Atom-probe field-ion microscopy (APFIM)

The atom probe made one-dimensional compositional maps by combining time-of-flight spectroscopy and field ion microscopy (FIM). The instrument allows the three-dimensional reconstruction of up-to hundreds-of-millions of atoms from a sharp tip (corresponding to specimen volumes of 10,000-1,000,000 nm3).

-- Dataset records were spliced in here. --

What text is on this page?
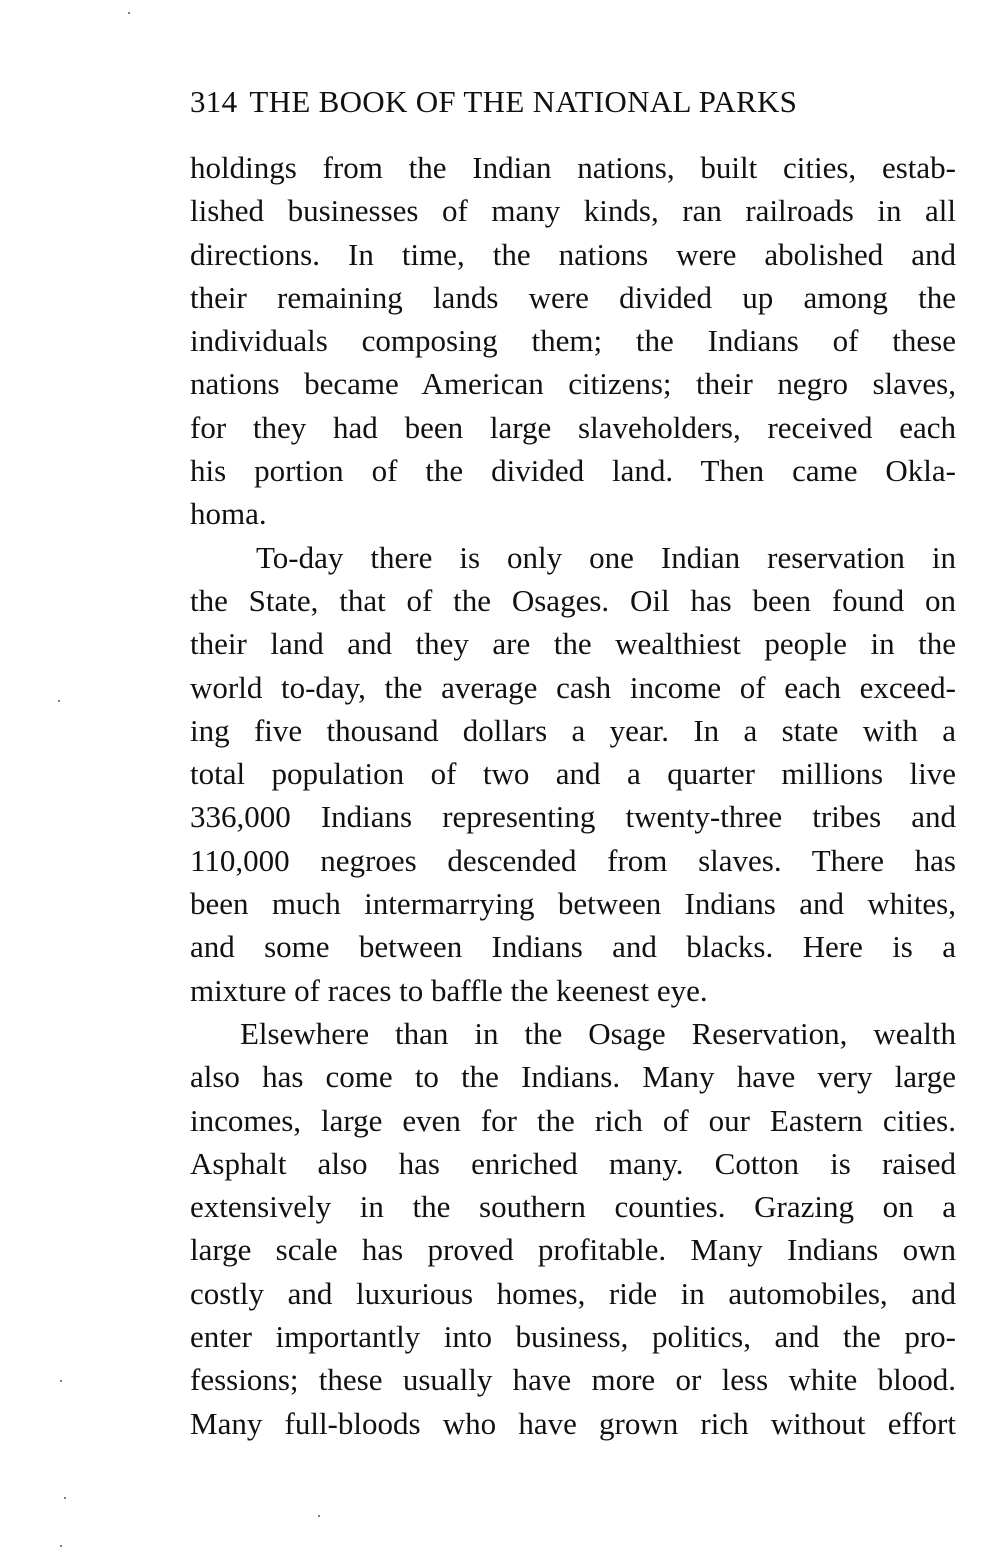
314 THE BOOK OF THE NATIONAL PARKS
holdings from the Indian nations, built cities, estab-
lished businesses of many kinds, ran railroads in all
directions. In time, the nations were abolished and
their remaining lands were divided up among the
individuals composing them; the Indians of these
nations became American citizens; their negro slaves,
for they had been large slaveholders, received each
his portion of the divided land. Then came Okla-
homa.
To-day there is only one Indian reservation in
the State, that of the Osages. Oil has been found on
their land and they are the wealthiest people in the
world to-day, the average cash income of each exceed-
ing five thousand dollars a year. In a state with a
total population of two and a quarter millions live
336,000 Indians representing twenty-three tribes and
110,000 negroes descended from slaves. There has
been much intermarrying between Indians and whites,
and some between Indians and blacks. Here is a
mixture of races to baffle the keenest eye.
Elsewhere than in the Osage Reservation, wealth
also has come to the Indians. Many have very large
incomes, large even for the rich of our Eastern cities.
Asphalt also has enriched many. Cotton is raised
extensively in the southern counties. Grazing on a
large scale has proved profitable. Many Indians own
costly and luxurious homes, ride in automobiles, and
enter importantly into business, politics, and the pro-
fessions; these usually have more or less white blood.
Many full-bloods who have grown rich without effort
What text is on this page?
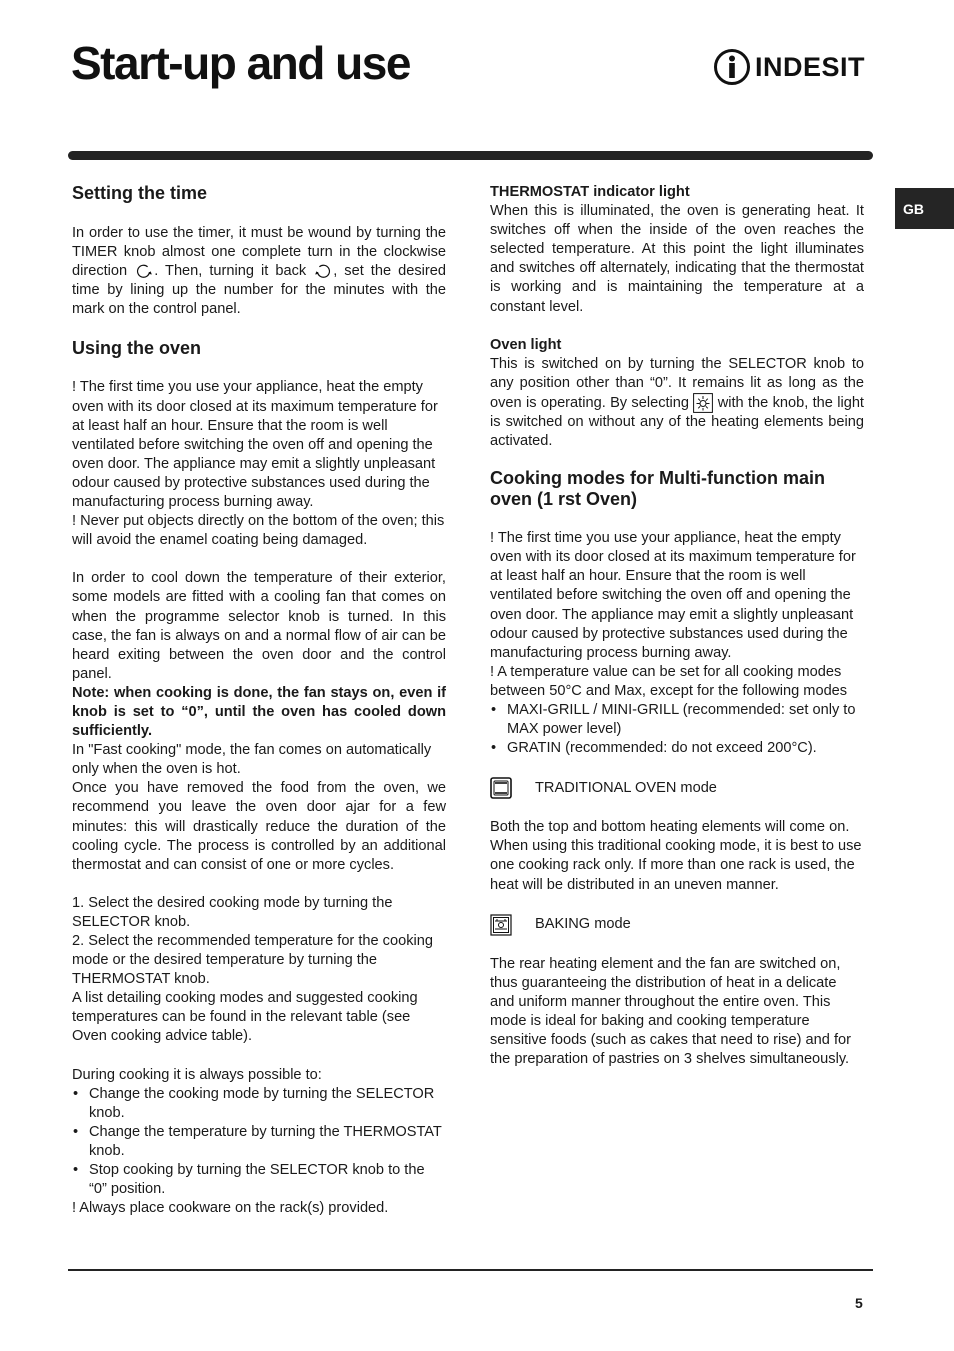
Start-up and use	INDESIT
GB
Setting the time

In order to use the timer, it must be wound by turning the TIMER knob almost one complete turn in the clockwise direction . Then, turning it back , set the desired time by lining up the number for the minutes with the mark on the control panel.

Using the oven

! The first time you use your appliance, heat the empty oven with its door closed at its maximum temperature for at least half an hour. Ensure that the room is well ventilated before switching the oven off and opening the oven door. The appliance may emit a slightly unpleasant odour caused by protective substances used during the manufacturing process burning away.

! Never put objects directly on the bottom of the oven; this will avoid the enamel coating being damaged.

In order to cool down the temperature of their exterior, some models are fitted with a cooling fan that comes on when the programme selector knob is turned. In this case, the fan is always on and a normal flow of air can be heard exiting between the oven door and the control panel.

Note: when cooking is done, the fan stays on, even if knob is set to “0”, until the oven has cooled down sufficiently.

In "Fast cooking" mode, the fan comes on automatically only when the oven is hot.

Once you have removed the food from the oven, we recommend you leave the oven door ajar for a few minutes: this will drastically reduce the duration of the cooling cycle. The process is controlled by an additional thermostat and can consist of one or more cycles.

1. Select the desired cooking mode by turning the SELECTOR knob.

2. Select the recommended temperature for the cooking mode or the desired temperature by turning the THERMOSTAT knob.

A list detailing cooking modes and suggested cooking temperatures can be found in the relevant table (see Oven cooking advice table).

During cooking it is always possible to:

• Change the cooking mode by turning the SELECTOR knob.
• Change the temperature by turning the THERMOSTAT knob.
• Stop cooking by turning the SELECTOR knob to the “0” position.

! Always place cookware on the rack(s) provided.

THERMOSTAT indicator light

When this is illuminated, the oven is generating heat. It switches off when the inside of the oven reaches the selected temperature. At this point the light illuminates and switches off alternately, indicating that the thermostat is working and is maintaining the temperature at a constant level.

Oven light

This is switched on by turning the SELECTOR knob to any position other than “0”. It remains lit as long as the oven is operating. By selecting with the knob, the light is switched on without any of the heating elements being activated.

Cooking modes for Multi-function main oven (1 rst Oven)

! The first time you use your appliance, heat the empty oven with its door closed at its maximum temperature for at least half an hour. Ensure that the room is well ventilated before switching the oven off and opening the oven door. The appliance may emit a slightly unpleasant odour caused by protective substances used during the manufacturing process burning away.

! A temperature value can be set for all cooking modes

between 50°C and Max, except for the following modes

• MAXI-GRILL / MINI-GRILL (recommended: set only to MAX power level)
• GRATIN (recommended: do not exceed 200°C).
TRADITIONAL OVEN mode

Both the top and bottom heating elements will come on. When using this traditional cooking mode, it is best to use one cooking rack only. If more than one rack is used, the heat will be distributed in an uneven manner.

BAKING mode

The rear heating element and the fan are switched on, thus guaranteeing the distribution of heat in a delicate and uniform manner throughout the entire oven. This mode is ideal for baking and cooking temperature sensitive foods (such as cakes that need to rise) and for the preparation of pastries on 3 shelves simultaneously.

5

As in FIM, a sharp tip is made, placed in ultra high vacuum at cryogenic temperature (typically 20-100 K). A region of the tip's surface is selected (sometimes from an FIM image) and placed over a "probe hole" by moving the tip. The atoms at the apex of the tip are ionized, either by a positive pulsed voltage or a laser. These ions are repelled from the tip electrostatically and those passing through the probe hole reach a detector. A fast timing circuit is used to measure the time taken between the pulse and the impact of the ion on the detector, thus allowing the mass-to-charge ratio of the ion to be calculated and; therefore, the corresponding element (or elements) to be identified. From the collection of many of these ions, a chemical profile of the sample can be made with relative position accuracy of less than one atomic spacing.

Tomography

Tomography is imaging by sections or sectioning. A device used in tomography is called a tomograph, while the image produced is a tomogram. The method is used in medicine, archaeology, biology, geophysics, oceanography, materials science, astrophysics and other sciences. In most cases it is based on the mathematical procedure called tomographic reconstruction. The word was derived from the Greek word tomos which means "a section" or "a cutting". A tomography of several sections of the body is known as a polytomography.